The $230-million dollar year-end surplus that was projected when Governor Tom Corbett delivered his February budget address isn’t likely to materialize in the final two months of the fiscal year. “At the end of the day we think we’ll be back at the original estimate from last June,” explains Independent Fiscal Office director Matthew Knittel.
Pennsylvania’s General Fund collections may be running $67-million above last June’s estimates, as of today, but they’re actually falling short of February’s revised expectations.
Compounding the problem, the IFO is now projecting 1.2% growth in state revenues in the new fiscal year. It may only be a slight downgrade from the 1.3% projection used to crunch the numbers in the governor’s budget plan, but it adds up to another $278-million dollar shortfall.
Combined, it’s a more than $500-million dollar hole in next year’s state budget. What’s changed since February?

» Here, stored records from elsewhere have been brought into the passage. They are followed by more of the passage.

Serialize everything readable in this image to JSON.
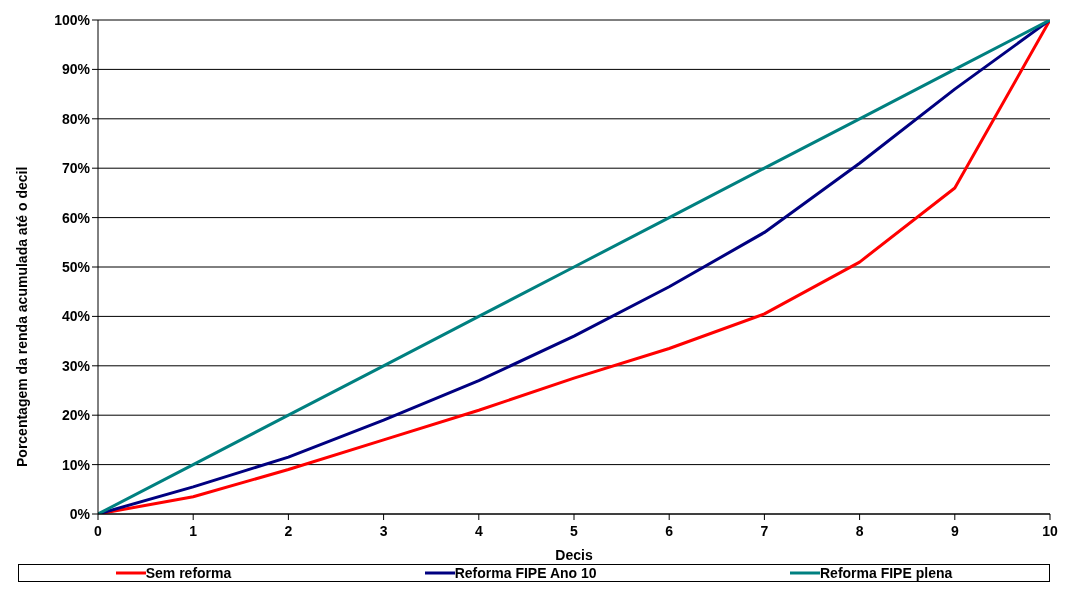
{
  "chart_data": {
    "type": "line",
    "xlabel": "Decis",
    "ylabel": "Porcentagem da renda acumulada até o decil",
    "x": [
      0,
      1,
      2,
      3,
      4,
      5,
      6,
      7,
      8,
      9,
      10
    ],
    "series": [
      {
        "name": "Sem reforma",
        "color": "#ff0000",
        "values": [
          0,
          3.5,
          9,
          15,
          21,
          27.5,
          33.5,
          40.5,
          51,
          66,
          100
        ]
      },
      {
        "name": "Reforma FIPE Ano 10",
        "color": "#000080",
        "values": [
          0,
          5.5,
          11.5,
          19,
          27,
          36,
          46,
          57,
          71,
          86,
          100
        ]
      },
      {
        "name": "Reforma FIPE plena",
        "color": "#008080",
        "values": [
          0,
          10,
          20,
          30,
          40,
          50,
          60,
          70,
          80,
          90,
          100
        ]
      }
    ],
    "xlim": [
      0,
      10
    ],
    "xticks": [
      0,
      1,
      2,
      3,
      4,
      5,
      6,
      7,
      8,
      9,
      10
    ],
    "ylim": [
      0,
      100
    ],
    "yticks": [
      {
        "value": 0,
        "label": "0%"
      },
      {
        "value": 10,
        "label": "10%"
      },
      {
        "value": 20,
        "label": "20%"
      },
      {
        "value": 30,
        "label": "30%"
      },
      {
        "value": 40,
        "label": "40%"
      },
      {
        "value": 50,
        "label": "50%"
      },
      {
        "value": 60,
        "label": "60%"
      },
      {
        "value": 70,
        "label": "70%"
      },
      {
        "value": 80,
        "label": "80%"
      },
      {
        "value": 90,
        "label": "90%"
      },
      {
        "value": 100,
        "label": "100%"
      }
    ],
    "grid": "y",
    "legend": "bottom",
    "marker": "none",
    "line_style": "solid"
  }
}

Knittel says sales and use tax collections are lagging.
“What we think is happening is that consumers are taking a hit,” Knittel explains. “We had some federal tax increases to start the year – the payroll tax cut expiration, some tax increases on high income individuals, and we think that’s restraining spending currently. But when we move into fall and winter, the consumers will have absorbed that hit and we think the spending will return.”
Meanwhile, the state budget season just got more difficult as state policymakers will have to find the cuts and/or revenues to fill a potential half-billion dollar hole.